Figure 8b shows a large amount of physically corroded products, which are thenardite crystals, are attached to the concrete surface in a form of net structure after 28 days of drying and wetting cycles. At room temperature, the product of sodium sulphate crystallization is mainly mirabilite. With the decrease of relative humidity, mirabilite (Na2SO4·10H2O) gradually becomes unstable and begins to change to thenardite (Na2SO4). The thenardite has greater crystallization pressure and produces more serious damage. In many real structures, most concrete members display contamination of soluble salts [44]. It can be concluded that the deterioration of the concrete during the drying process is achieved by changing the ambient humidity.
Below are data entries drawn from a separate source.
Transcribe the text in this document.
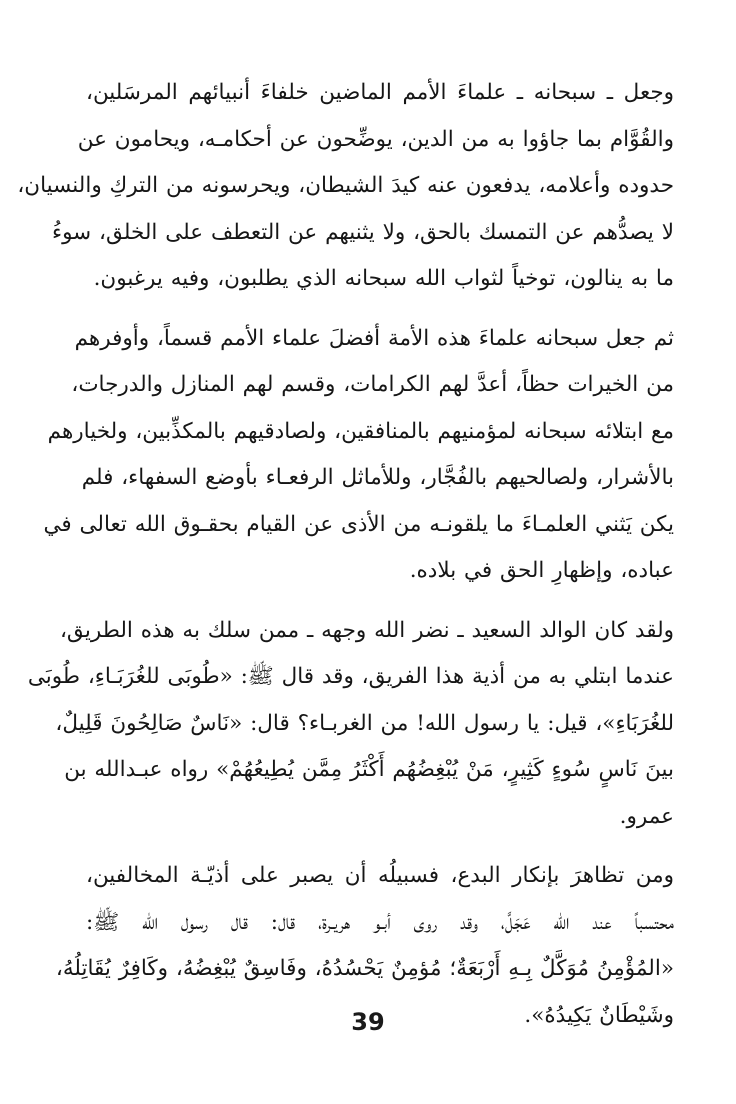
وجعل ـ سبحانه ـ علماءَ الأمم الماضين خلفاءَ أنبيائهم المرسَلين،
والقُوَّام بما جاؤوا به من الدين، يوضِّحون عن أحكامـه، ويحامون عن
حدوده وأعلامه، يدفعون عنه كيدَ الشيطان، ويحرسونه من التركِ والنسيان،
لا يصدُّهم عن التمسك بالحق، ولا يثنيهم عن التعطف على الخلق، سوءُ
ما به ينالون، توخياً لثواب الله سبحانه الذي يطلبون، وفيه يرغبون.

ثم جعل سبحانه علماءَ هذه الأمة أفضلَ علماء الأمم قسماً، وأوفرهم
من الخيرات حظاً، أعدَّ لهم الكرامات، وقسم لهم المنازل والدرجات،
مع ابتلائه سبحانه لمؤمنيهم بالمنافقين، ولصادقيهم بالمكذِّبين، ولخيارهم
بالأشرار، ولصالحيهم بالفُجَّار، وللأماثل الرفعـاء بأوضع السفهاء، فلم
يكن يَثني العلمـاءَ ما يلقونـه من الأذى عن القيام بحقـوق الله تعالى في
عباده، وإظهارِ الحق في بلاده.

ولقد كان الوالد السعيد ـ نضر الله وجهه ـ ممن سلك به هذه الطريق،
عندما ابتلي به من أذية هذا الفريق، وقد قال ﷺ: «طُوبَى للغُرَبَـاءِ، طُوبَى
للغُرَبَاءِ»، قيل: يا رسول الله! من الغربـاء؟ قال: «نَاسٌ صَالِحُونَ قَلِيلٌ،
بينَ نَاسٍ سُوءٍ كَثِيرٍ، مَنْ يُبْغِضُهُم أَكْثَرُ مِمَّن يُطِيعُهُمْ» رواه عبـدالله بن
عمرو.

ومن تظاهرَ بإنكار البدع، فسبيلُه أن يصبر على أذيّـة المخالفين،
محتسباً عند الله عَجَلَّ، وقد روى أبـو هريـرة، قال: قال رسول الله ﷺ:
«المُؤْمِنُ مُوَكَّلٌ بِـهِ أَرْبَعَةٌ؛ مُؤمِنٌ يَحْسُدُهُ، وفَاسِقٌ يُبْغِضُهُ، وكَافِرٌ يُقَاتِلُهُ،
وشَيْطَانٌ يَكِيدُهُ».

39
During the course of transition from a high-humidity environment to a low-humidity environment, the changes in sodium sulfate crystal form generated enormous crystallization pressure, which means that physical erosion dominates the process.
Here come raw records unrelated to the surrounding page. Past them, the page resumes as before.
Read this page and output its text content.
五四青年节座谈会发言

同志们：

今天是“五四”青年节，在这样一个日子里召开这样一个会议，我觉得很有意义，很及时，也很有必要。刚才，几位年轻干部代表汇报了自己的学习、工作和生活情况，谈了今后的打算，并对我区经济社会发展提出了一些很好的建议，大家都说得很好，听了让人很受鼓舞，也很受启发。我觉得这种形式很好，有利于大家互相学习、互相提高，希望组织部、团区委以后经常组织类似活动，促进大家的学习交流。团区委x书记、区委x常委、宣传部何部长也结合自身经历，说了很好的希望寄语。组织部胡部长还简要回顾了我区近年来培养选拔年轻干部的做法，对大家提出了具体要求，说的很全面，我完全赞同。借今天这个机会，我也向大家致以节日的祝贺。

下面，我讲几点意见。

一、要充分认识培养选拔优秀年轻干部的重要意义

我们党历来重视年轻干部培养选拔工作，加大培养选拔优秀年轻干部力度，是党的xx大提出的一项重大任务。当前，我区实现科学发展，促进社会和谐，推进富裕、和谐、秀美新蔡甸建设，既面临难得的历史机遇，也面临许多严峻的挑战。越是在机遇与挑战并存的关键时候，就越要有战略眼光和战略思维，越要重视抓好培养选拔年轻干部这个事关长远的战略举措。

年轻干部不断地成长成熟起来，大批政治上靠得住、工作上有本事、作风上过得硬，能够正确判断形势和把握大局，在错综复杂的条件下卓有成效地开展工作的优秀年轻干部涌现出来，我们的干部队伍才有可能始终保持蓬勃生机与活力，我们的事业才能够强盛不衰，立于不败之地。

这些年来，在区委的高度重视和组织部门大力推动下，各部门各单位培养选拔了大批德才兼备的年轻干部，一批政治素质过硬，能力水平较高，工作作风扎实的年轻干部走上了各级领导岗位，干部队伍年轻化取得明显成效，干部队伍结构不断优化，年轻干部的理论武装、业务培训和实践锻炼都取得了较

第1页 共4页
As can be seen from Figure 8c,d, the ettringite crystals are distributed from the inside to the outside in a chaotic manner, and the crystal length is about 10–20 μm. With the increase of erosion age, the amount of erosion products increases as well. It is observed that the ettringite clusters are distributed, and the gypsum crystals appear in the form of slabs, and gathered together to form a radial distribution. The products of chemical attack of sulphate, ettringite, gypsum, etc., are mainly found in the micropores, micro-cracks, interfacial transition zones and structural damage zones of concrete. These areas provide plenty of growth space for ettringite and gypsum, partly due to concrete itself, the initial defect caused, and anotherpart of the new transmission passage formed by the original crack further expanding and connecting. Investigations have shown that halite, thenardite, hexaedrite, and carnaliteare found inside historical sites due to the erosion of soluble salts, which is one of the reasons for the real structural deterioration [44]. Chemical corrosion products (ettringite and gypsum) and physical erosion products (mirabilite and thenardite) fill the internal space of the mortar, which densifies the structure of the concrete, and the macroscopic performance is the improvement of mechanical properties. As the corrosion product increases, the expansion stress generated further increases. When it is larger than the flexural strength of the mortar, the structure is destroyed, and new microcracks are generated, and the macroscopic performance indicates a decrease in mechanical properties. The new crack continues to be filled with corrosive products, so fluctuations in concrete strength occur.

4. Conclusions

In this study, an experimental research on concrete exposed to sulfate solution under different dry–wet ratios was conducted. The mass, dynamic elastic modulus, compressive strength, and splitting tensile strength of concrete were measured, and SEM images of different corrosionages are also recorded. The conclusions are summarized as follows:

(1) Under sulfate erosion environments of different dry–wet ratios, the change of mechanical properties of concrete is divided into three periods: ascend period, fluctuate period, and rapid descend period. Under the same dry and wet cycle, as the dry–wet ratio increases, the degree of concrete deterioration increases first and then decreases. When the dry–wet ratio is 5:1, the degree of concrete deterioration is the most serious;

(2) The deterioration of concrete during the drying process is a physical reaction process, and the crystallization pressure caused by crystal crystallization and crystal transformation is an important cause of deterioration. The extension of drying time has a greater impact on the later stage of erosion;

(3) During the sulfate erosion process, the interior of the concrete undergoes aperiodic damage process of “initial damage—filling compaction—cracking—further filling—cracking again”. The concrete is dense to loose, and the concrete performance of RDEM and strength is initially rising, however after the fluctuating period it drops rapidly;

(4) Mass change can better characterize the deterioration of concrete, but the correlation with the change of mechanical properties is weak. The splitting tensile strength is more sensitive than the compressive strength.